Read this, for example:

<http://www.nytimes.com/2010/10/09/business/09nocera.html>

------
mindblink
I do think that the best engineering ethos that I admire is that engineers are
not just motivated by a payday but to build something useful for everyone. HP
at its best time represented that. I do like that his quote at the end:

"Companies should not merely be thought of as money generating machines.
Business can represent human society at its best. A business is a group of
people working together to deliver value to the world and improve people’s
lives. When done ethically, business quite literally changes the world for the
better. However, if the dark side of human motivation is not mitigated with
standards and ethics, business can destroy."

------
VladRussian
HP invents.

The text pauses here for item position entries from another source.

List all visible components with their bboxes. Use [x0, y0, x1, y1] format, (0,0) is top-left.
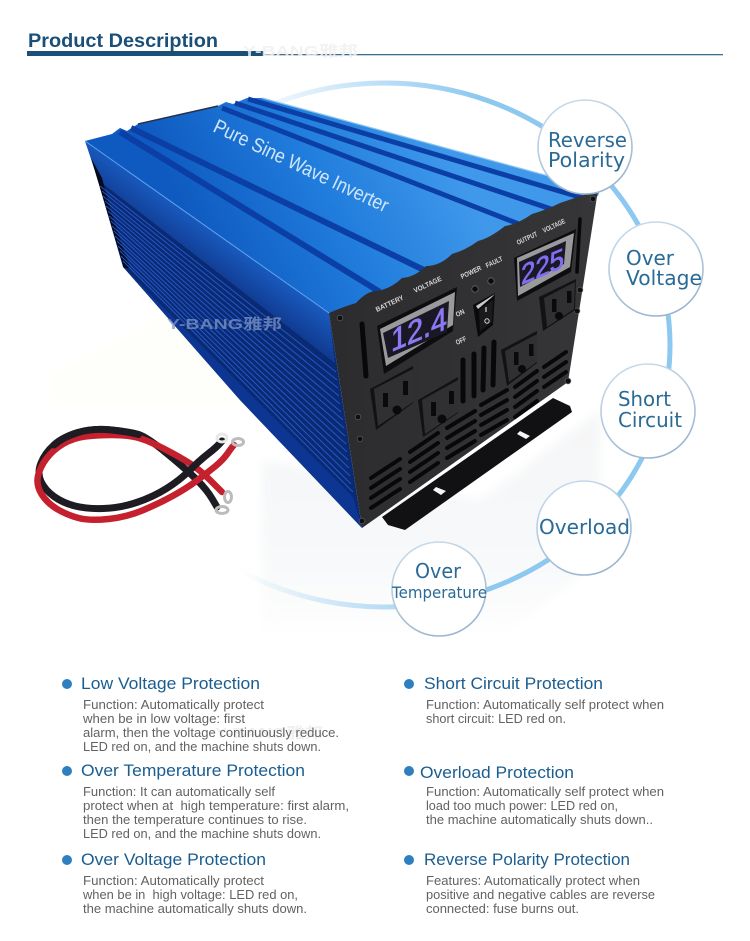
top face [85, 98, 600, 313]
output voltage display: 225 [521, 243, 564, 292]
mounting bracket [382, 398, 572, 530]
block: Over Temperature Protection: Function: It can automatically self [83, 784, 275, 799]
outlet 2 [418, 377, 458, 437]
block: Overload Protection: the machine automatically shuts down.. [426, 812, 653, 827]
protection ring [100, 83, 670, 607]
black cable [39, 429, 222, 509]
outlet 3 [501, 331, 537, 386]
callout: Short Circuit: Circuit [618, 408, 682, 432]
callout: Over Temperature: Temperature [391, 583, 487, 602]
block: Over Voltage Protection: the machine automatically shuts down. [83, 901, 307, 916]
block: Reverse Polarity Protection: Reverse Polarity Protection [424, 850, 630, 869]
block: Short Circuit Protection: short circuit: LED red on. [426, 711, 566, 726]
callout: Over Temperature: Over [415, 559, 462, 583]
cable lugs [216, 434, 244, 514]
header watermark: Y-BANG雅邦 [243, 43, 358, 60]
block: Short Circuit Protection: Function: Automatically self protect when [426, 697, 664, 712]
side watermark: Y-BANG雅邦 [167, 316, 282, 333]
block: Overload Protection: Overload Protection [420, 763, 574, 782]
panel labels: FAULT [485, 256, 505, 270]
callout: Over Voltage: Over [626, 246, 675, 270]
block: Over Temperature Protection [62, 761, 349, 841]
callout: Over Temperature [391, 542, 487, 636]
panel labels: VOLTAGE [542, 218, 567, 235]
battery voltage display: 12.4 [391, 301, 447, 360]
outlet 1 [370, 366, 413, 430]
panel labels: OFF [455, 336, 468, 347]
callout: Over Voltage [609, 222, 703, 316]
vent grilles [371, 352, 566, 508]
block: Over Temperature Protection: Over Temperature Protection [81, 761, 305, 780]
block: Over Temperature Protection: then the temperature continues to rise. [83, 812, 307, 827]
callout: Reverse Polarity [538, 100, 632, 194]
callout: Short Circuit: Short [618, 387, 671, 411]
block: Overload Protection [404, 763, 664, 827]
panel labels: BATTERY [375, 295, 405, 314]
callout: Short Circuit [601, 364, 695, 458]
block: Short Circuit Protection [404, 674, 664, 726]
block: Over Voltage Protection [62, 850, 307, 916]
block: Reverse Polarity Protection: positive and negative cables are reverse [426, 887, 655, 902]
battery voltage display [377, 287, 457, 374]
callout: Reverse Polarity: Polarity [548, 148, 625, 172]
block: Overload Protection: load too much power: LED red on, [426, 798, 618, 813]
block: Over Voltage Protection: Function: Automatically protect [83, 873, 264, 888]
red cable [37, 435, 234, 520]
panel labels: POWER [460, 265, 483, 281]
background reflection [50, 312, 600, 640]
block: Reverse Polarity Protection: connected: fuse burns out. [426, 901, 579, 916]
block: Overload Protection: Function: Automatically self protect when [426, 784, 664, 799]
block: Over Temperature Protection: LED red on, and the machine shuts down. [83, 826, 321, 841]
AC outlets [370, 279, 576, 437]
block: Low Voltage Protection: LED red on, and the machine shuts down. [83, 739, 321, 754]
panel labels: VOLTAGE [413, 276, 443, 295]
block: Over Temperature Protection: protect when at high temperature: first alarm, [83, 798, 349, 813]
callout: Overload: Overload [539, 515, 630, 539]
callout: Reverse Polarity: Reverse [548, 128, 627, 152]
callout: Over Voltage: Voltage [626, 266, 702, 290]
block: Low Voltage Protection: Function: Automatically protect [83, 697, 264, 712]
panel slits [362, 219, 580, 401]
text watermark: Y-BANG雅邦 [215, 725, 323, 742]
header rule [27, 51, 723, 56]
block: Low Voltage Protection: Low Voltage Protection [81, 674, 260, 693]
bolts [337, 196, 596, 524]
block: Short Circuit Protection: Short Circuit Protection [424, 674, 603, 693]
outlet 4 [539, 279, 576, 331]
battery cables [37, 429, 243, 520]
block: Low Voltage Protection: when be in low voltage: first [82, 711, 245, 726]
side face [85, 141, 362, 528]
panel labels: OUTPUT [516, 231, 539, 247]
output voltage display [514, 229, 576, 301]
panel labels: ON [455, 309, 466, 319]
block: Low Voltage Protection: alarm, then the voltage continuously reduce. [83, 725, 339, 740]
title: Product Description [28, 31, 218, 52]
block: Over Voltage Protection: when be in high voltage: LED red on, [82, 887, 298, 902]
block: Reverse Polarity Protection: Features: Automatically protect when [426, 873, 640, 888]
product name on lid: Pure Sine Wave Inverter [210, 116, 392, 217]
black cable front section [54, 429, 222, 470]
block: Over Voltage Protection: Over Voltage Protection [81, 850, 266, 869]
panel labels [375, 218, 567, 347]
inverter product illustration [85, 98, 600, 530]
callout: Overload [537, 481, 631, 575]
block: Low Voltage Protection [62, 674, 339, 754]
front panel [329, 190, 598, 528]
block: Reverse Polarity Protection [404, 850, 655, 916]
power switch and LEDs [472, 278, 495, 337]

Priceless:

"She was hired by Hewlett-Packard and paid up to $5,000 per meeting to meet
with Fortune 50 CEOs. ... This was the Hewlett-Packard Corporation paying a
softcore porn movie star with no relevant work experience more than it pays
Harvard graduates with 20 years of industry experience. "

Different job descriptions - different pay.

------
jamespitts
This article altered my perspective of what happened at HP. Firing Hurd, who
IMHO was a great CEO up until his lapse in judgement, was costly and did take
a lot of courage. I am now inclined to agree with the decision of HP's Board.